You don’t write the HMAC code yourself — the SDK does it. The TypeScript SDK exposes cron.handle(request) which:

  1. Reads X-Cron-Signature from headers (case-insensitive). Missing → 401.
  2. Resolves the configured secrets (string, array, or function returning either).
  3. Parses the header; rejects malformed or stale-timestamp headers with 401.
  4. Recomputes HMAC against each configured secret; rejects on mismatch with 401.
  5. On the trigger success path, builds a JobContext from the X-Cron-* headers (run-id, attempt, fire times) and invokes the registered handler.
import { createCron, MANIFEST_PATH, TRIGGER_PATH_PREFIX } from "@awbx/cronix-sdk";
const cron = createCron({
app: "billing-service",
baseUrl: "https://billing.example.com",
secret: process.env.CRON_SECRET!,
});
// One handle() call for both endpoints — manifest and trigger.
app.all(MANIFEST_PATH, (c) => cron.handle(c.req.raw));
app.all(`${TRIGGER_PATH_PREFIX}:name`, (c) => cron.handle(c.req.raw));

The Go SDK at go/pkg/cronsdk exposes Verify and VerifyHTTP for the same purpose if your app is in Go.

Worked example

Inputs:

secretwhsec_test_primary_aaaaaaaaaaaaaaaaaaaaaaaaaaa
methodPOST
path/api/v1/scheduled/reconcile-payments
body{"runId":"abc","attempt":1}
timestamp1730000002

Canonical payload (literal bytes):

1730000002.POST./api/v1/scheduled/reconcile-payments.{"runId":"abc","attempt":1}

The HMAC-SHA256 hex of that payload with the secret yields the v1= value.
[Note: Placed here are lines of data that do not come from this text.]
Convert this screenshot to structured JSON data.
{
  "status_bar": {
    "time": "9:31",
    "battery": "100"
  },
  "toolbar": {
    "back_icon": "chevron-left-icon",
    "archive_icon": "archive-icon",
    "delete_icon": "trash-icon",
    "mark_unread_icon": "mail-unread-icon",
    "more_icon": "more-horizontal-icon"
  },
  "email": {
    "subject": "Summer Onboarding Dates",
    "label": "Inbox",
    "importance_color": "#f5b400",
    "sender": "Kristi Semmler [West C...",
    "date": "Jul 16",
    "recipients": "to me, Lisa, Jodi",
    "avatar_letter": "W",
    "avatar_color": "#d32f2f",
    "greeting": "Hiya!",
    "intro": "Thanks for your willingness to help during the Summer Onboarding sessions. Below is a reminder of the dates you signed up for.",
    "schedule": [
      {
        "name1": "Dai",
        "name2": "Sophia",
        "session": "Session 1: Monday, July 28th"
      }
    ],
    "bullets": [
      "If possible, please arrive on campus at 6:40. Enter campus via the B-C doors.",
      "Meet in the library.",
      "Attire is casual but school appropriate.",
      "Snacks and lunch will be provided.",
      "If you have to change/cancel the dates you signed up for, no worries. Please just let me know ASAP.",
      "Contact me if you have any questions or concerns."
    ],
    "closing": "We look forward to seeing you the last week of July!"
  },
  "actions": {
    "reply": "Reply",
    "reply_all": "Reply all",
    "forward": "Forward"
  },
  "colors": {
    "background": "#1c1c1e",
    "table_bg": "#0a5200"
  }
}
The full header is:

X-Cron-Signature: t=1730000002,v1=<64 lowercase hex chars>

The exact bytes are committed in spec/auth-vectors.json. Both the TypeScript and Go reference implementations produce the same header.

Error codes

verify() returns a structured error rather than throwing:

{ ok: false, status: number, code: string, message: string }
codeHTTP statusMeaning
MissingSignature401No X-Cron-Signature header.
MalformedHeader401Header present but doesn’t parse — missing t=, missing v1=, wrong length, non-hex, etc.
StaleTimestamp401|now - t| > maxSkewSeconds.
SignatureMismatch401Header parses, timestamp is fresh, but no configured secret produces a matching HMAC.
BadMethod400Manifest endpoint hit with a non-GET method.
BadPath404Trigger endpoint path doesn’t start with /api/v1/scheduled/ or manifest endpoint path isn’t /.well-known/cron-manifest.
UnknownJob404Trigger path’s job name isn’t registered.

Conformance

spec/auth-vectors.json is the authoritative correctness contract. The 35 vectors cover happy paths (empty body, GET with no body, JSON body, UTF-8 with emoji, 1 MiB body, embedded NUL bytes, percent-encoded paths, lowercase-method input, multi-secret rotation), malformed headers (empty, missing segments, wrong algorithm, wrong length, non-hex), replay window edges, and tampering (flipped signature byte, altered body / method / path, wrong secret, no-match-anywhere).

Adding a vector is a spec change. If your SDK passes spec/auth-vectors.json, it interoperates with cronix.